Injectable cannabis overdose drug to be developed by Irisys

Cannabis-related emergency department visits are thought to have more than tripled between 2011 and 2019, coincident with the legalization of recreational and medical cannabis in many US states. Yet there are no approved drugs to treat overdoses due to cannabis or synthetic cannabinoids like Spice and K2.

Irisys, a contract development and manufacturing organization based in San Diego, has been awarded an $850,000 grant from the US National Center for Advancing Translational Sciences to develop an injectable form of a drug called drinabant, a potential treatment of acute cannabis overdose (ACO).

It is hoped an injectable form will act more quickly to reduce the symptoms of ACO, thus limiting the time spent in an emergency room.
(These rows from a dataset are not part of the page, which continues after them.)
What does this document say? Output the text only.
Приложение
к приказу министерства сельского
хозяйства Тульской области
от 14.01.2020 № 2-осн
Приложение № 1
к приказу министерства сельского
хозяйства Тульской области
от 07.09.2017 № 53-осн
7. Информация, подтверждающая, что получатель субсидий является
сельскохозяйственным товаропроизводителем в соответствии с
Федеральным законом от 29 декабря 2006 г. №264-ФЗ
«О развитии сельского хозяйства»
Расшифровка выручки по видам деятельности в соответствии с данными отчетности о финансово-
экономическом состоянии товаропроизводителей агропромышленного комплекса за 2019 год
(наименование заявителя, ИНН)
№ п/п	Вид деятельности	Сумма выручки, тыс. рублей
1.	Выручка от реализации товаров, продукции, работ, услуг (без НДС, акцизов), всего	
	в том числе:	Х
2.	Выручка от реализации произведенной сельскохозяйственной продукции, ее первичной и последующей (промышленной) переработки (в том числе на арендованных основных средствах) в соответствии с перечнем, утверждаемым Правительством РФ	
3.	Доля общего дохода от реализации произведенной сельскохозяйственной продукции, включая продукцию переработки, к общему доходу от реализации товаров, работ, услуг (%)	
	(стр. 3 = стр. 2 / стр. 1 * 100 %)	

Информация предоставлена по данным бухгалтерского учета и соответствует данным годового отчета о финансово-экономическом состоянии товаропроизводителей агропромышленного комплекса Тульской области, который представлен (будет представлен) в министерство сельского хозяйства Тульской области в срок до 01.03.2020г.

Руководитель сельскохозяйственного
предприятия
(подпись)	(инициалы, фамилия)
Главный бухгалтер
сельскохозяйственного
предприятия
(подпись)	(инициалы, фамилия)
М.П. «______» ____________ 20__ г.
Edibles account for a disproportionate share of hospitalizations compared to smoked cannabis, in part because edibles in cannabis dispensaries have an average of more than 50 mg THC per dose compared to the estimated 7–8 mg THC in a typical joint.

Additionally, like THC, synthetic cannabinoids bind to the CB1 receptor and can be substantially more potent than THC.

Symptoms of ACO include panic, anxiety, delirium, paranoia, hallucinations, tachycardia and nausea.

Drug compounds that bind selectively to CB1 are known to be able to block and reverse these symptoms.

Drinabant—an investigational drug developed by Opiant Pharmaceuticals—is one of these drugs that also selectively binds to the CB1 receptor. It is thought to work by replacing THC or synthetic cannabinoid that is bound to the receptor.

However, orally ingested drinabant is absorbed too slowly to reverse the clinical manifestations of ACO.

An intramuscular or intravenous injection is needed so the drug can act more quickly to provide treatment for those who have ingested large quantities of THC or synthetic cannabinoids.

Irisys will use the funds to develop an injectable formulation of drinabant, manufacture registration batches for investigational new drug studies and clinical trials and undertake stability studies over the course of three years.